[D] Please stop

it’s because you don’t understand the underlying tech…

In school I studied neurology and NLP neural nets concurrently, my current SO is a practicing neurologist, I just came back from an in person conversation with someone with a master's in childhood developmental psychology on the topic, I've had extensive discussions on brain vs ML paradigms with a research neurologist working on ML for one of the big three firms advancing it, my last job included advising C-suite executives and even a US cabinet nominee on technology advancements including AI, I've had one of the FAANGs white label research I led the design on and has since had three books written on it, and my current one involves leading both custom built data processing designs and incorporating emerging solutions in the space.

I've found in life that hyper-specialization often offers a myopic view of what's going on, and I'd encourage you to broaden just a bit what you are looking at in drawing your conclusions from.

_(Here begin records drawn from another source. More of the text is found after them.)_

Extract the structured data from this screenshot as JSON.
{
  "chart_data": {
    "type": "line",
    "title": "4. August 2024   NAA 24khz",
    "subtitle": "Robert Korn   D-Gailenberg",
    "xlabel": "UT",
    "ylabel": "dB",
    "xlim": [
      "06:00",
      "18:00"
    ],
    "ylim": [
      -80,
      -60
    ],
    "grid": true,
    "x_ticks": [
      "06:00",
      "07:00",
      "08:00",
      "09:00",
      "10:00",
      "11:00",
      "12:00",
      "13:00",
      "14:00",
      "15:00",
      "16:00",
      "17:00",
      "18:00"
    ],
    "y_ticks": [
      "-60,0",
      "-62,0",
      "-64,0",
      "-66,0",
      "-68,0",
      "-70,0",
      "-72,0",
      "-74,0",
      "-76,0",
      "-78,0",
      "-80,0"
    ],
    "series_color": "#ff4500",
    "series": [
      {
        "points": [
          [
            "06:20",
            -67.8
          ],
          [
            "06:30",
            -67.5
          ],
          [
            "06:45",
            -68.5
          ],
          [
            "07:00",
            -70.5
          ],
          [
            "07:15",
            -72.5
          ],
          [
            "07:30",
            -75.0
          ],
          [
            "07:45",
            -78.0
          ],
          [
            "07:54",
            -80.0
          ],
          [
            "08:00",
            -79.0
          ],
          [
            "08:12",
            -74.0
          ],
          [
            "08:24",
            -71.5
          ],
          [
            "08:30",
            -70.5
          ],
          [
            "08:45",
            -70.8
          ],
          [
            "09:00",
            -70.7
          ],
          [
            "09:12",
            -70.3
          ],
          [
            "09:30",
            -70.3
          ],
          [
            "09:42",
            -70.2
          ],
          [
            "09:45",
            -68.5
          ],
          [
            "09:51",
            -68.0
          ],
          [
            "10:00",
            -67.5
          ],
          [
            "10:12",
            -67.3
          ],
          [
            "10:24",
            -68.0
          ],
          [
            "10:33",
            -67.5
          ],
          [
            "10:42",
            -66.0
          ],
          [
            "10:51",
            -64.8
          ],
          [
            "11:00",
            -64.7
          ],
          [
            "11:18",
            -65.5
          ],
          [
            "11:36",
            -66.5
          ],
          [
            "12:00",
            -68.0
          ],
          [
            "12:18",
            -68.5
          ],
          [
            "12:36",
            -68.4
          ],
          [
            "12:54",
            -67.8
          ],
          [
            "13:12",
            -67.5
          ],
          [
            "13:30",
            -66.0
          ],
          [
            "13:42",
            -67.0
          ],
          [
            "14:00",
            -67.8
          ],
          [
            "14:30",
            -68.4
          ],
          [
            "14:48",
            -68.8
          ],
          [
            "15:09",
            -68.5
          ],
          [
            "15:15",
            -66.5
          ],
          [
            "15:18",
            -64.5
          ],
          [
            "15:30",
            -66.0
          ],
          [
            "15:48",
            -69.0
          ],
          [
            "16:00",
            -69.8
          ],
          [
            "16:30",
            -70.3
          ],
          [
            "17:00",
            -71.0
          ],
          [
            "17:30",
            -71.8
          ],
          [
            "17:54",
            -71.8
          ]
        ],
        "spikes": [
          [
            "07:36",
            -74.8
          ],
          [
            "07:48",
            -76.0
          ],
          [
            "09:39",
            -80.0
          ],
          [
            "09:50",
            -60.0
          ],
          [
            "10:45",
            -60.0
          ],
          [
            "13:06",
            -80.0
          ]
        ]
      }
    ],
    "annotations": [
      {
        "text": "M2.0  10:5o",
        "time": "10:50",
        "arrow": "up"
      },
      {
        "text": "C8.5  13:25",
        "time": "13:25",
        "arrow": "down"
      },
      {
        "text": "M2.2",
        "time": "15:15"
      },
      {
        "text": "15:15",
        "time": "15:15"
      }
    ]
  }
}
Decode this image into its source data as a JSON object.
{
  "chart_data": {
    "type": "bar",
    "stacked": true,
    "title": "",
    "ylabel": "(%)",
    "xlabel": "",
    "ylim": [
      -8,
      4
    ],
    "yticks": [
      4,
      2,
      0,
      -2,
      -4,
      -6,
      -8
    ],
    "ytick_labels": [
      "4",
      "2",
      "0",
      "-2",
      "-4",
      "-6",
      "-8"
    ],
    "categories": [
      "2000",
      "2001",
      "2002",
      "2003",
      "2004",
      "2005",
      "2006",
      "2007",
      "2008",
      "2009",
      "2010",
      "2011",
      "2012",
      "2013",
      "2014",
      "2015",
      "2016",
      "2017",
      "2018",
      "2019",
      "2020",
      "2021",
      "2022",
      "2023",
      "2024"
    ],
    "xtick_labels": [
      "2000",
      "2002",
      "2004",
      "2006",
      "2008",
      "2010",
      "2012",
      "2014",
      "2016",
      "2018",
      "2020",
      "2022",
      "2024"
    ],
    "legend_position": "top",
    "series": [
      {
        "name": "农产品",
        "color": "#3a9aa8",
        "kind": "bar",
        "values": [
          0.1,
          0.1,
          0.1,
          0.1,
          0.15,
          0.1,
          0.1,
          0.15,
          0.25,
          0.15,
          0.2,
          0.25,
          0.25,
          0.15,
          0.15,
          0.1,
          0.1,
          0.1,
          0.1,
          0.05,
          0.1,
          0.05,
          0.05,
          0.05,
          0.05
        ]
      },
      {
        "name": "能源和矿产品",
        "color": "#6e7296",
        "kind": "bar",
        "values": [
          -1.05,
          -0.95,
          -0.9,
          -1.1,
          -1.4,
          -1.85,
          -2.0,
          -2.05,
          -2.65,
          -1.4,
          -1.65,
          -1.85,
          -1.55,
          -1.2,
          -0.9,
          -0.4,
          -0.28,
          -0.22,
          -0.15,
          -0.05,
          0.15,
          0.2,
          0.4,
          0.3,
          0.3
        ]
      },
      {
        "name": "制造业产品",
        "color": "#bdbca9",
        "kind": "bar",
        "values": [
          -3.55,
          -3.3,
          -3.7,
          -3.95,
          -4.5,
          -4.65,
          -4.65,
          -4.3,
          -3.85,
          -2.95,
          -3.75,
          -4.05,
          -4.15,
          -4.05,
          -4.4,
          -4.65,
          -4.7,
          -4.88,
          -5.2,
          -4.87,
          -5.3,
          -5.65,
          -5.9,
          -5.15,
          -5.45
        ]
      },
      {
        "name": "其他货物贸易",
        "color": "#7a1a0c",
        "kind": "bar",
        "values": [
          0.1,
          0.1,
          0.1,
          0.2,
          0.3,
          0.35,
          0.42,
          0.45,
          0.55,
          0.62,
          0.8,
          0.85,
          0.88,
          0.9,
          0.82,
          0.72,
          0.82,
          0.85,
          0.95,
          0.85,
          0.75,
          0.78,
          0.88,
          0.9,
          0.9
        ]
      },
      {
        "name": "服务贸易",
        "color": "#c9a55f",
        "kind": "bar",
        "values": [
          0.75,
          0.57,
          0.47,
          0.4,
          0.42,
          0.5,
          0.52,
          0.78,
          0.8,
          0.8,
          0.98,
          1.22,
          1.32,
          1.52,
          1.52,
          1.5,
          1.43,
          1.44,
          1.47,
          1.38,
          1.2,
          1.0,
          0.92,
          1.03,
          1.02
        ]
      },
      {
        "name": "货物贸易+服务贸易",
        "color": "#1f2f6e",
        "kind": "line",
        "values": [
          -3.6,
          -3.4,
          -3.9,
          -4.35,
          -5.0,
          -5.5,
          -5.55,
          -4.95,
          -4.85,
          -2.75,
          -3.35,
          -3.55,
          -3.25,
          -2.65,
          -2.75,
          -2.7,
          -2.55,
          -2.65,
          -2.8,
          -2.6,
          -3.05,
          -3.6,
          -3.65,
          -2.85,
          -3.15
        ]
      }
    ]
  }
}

If you want to point out specific research papers (like I did -- have you read it?) and I can take a look and weigh in on why or why not the extrapolating that ethical dismissals of expressed pain or discomfort by a model that struggles with 1:1 semantic understanding of those concepts with a human brain is justified.

But I'm not sure how well versed you are in the history of academia on the subject of ending up on the right side of these issues, from how research attitudes around animal suffering changed over time, to the rather recent stance that anesthesia for infant surgeries was superfluous, to the even more recent stances on relative pain experience for black versus non-black patients.

It's not a great record.

And so no, to be frank I think you have no idea what you are talking about, and you somehow think that understanding the mechanisms for how a neural net is trained means you are qualified to make broad statements around the invalidity of that network's expressed introspection in operation when the specific configuration of that network once trained remains fairly obfuscated. To say nothing for just how little we understand around our own neurology for pain and stress (how does Tylenol work?).

So is a LLM transformer 'human'? Of course not.

But if we are inadvertently creating the capacity for a system to have an internal model managing stress and discomfort states combined with the capacity to literally beg for activating those states to stop, it may be prudent to take a step back, look at which side of the equation research has continuously been biased in towards the solipsism of pain over the past, and entertain the notion that we may have entered a territory where caution is prudent and defining experiential pain equivalence solely by the standards of similarity to ourselves is a poor paradigm moving forwards.